Sunday, August 10, 2008

FOOD FOR THOUGHT

Humans are creatures of words, and we just can't stop talking. Cell phones and computers are now extensions of our minds connected on some bio-technological level that none of us fully comprehends. We can't shut up. And If we're not talking, texting, emailing or instant messaging, we're thinking about the next thing we're going to say to someone, somehow. What is less obvious but equally omnipresent is our internal conversations. We just keep talking whether someone is there or not. Most of the time this isn't problematic. There is one situation, however, where blathering away in your head is outright dangerous, and that's when you're eating. This is especially true if your internal monologue is fueled by anger. You see, when you talk in your head the rhythm of speech and breathing continues as if you're actually talking. Hence, at the same moment in time when you would normally take a breath- which would happen frequently if you were expressing anger -the wind pipe opens up and quess what happens? That's right, that big junk of food you were eating suddenly gets sucked into that small opening. Now most of the time this happens coughing typically dislodges the food, and we go back to eating, a bit shaken but okay. But every so often someone needs the Heimlich maneuver, that violent stomach pull that forces air up through the trachea and results in that large piece of food being dislodged and propelled at warp speed three tables over into someone's salad. "Excuse me waiter, I was unaware my salad came with a partially chewed piece of meat." Everyone reading this has had food caught in their windpipe. It falls into the category of universal experiences. What is equally univeral is nobody remembers why it happened. And the reason is simple. The trauma caused by the potentially life threatening situation generates immediate amnesia. You simply don't rememember precluding the possibility for any learning ever to take place.

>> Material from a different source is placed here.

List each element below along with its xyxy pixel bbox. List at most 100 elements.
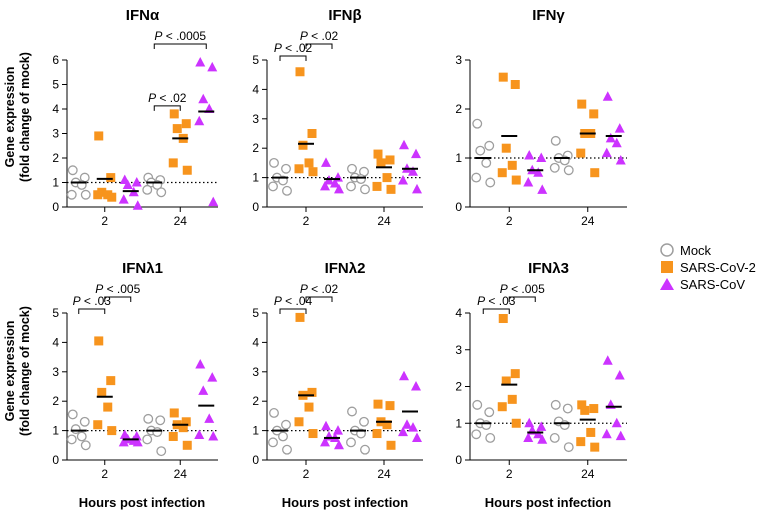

So next time you're eating.. and your mind begins to focus... on an internal conversation.... perhaps,..... sooner that later..... an awareness will take over......the kind of awareness that's useful....in a variety of different ways.....that brings you back to focusing on eating...... and in doing so you can realize that in noticing your eating.......you can realize.....really realize.... how easy it is to become satisfied......and as you become more aware of those sensations of fullness ....you can become more satisfied with less food.... and stay safer along the way. So feel free to remember.... what you need to remember from what you learned today....for you clearly have a right as well as an obligation to make useful changes in your life....for who else is going to make them for you.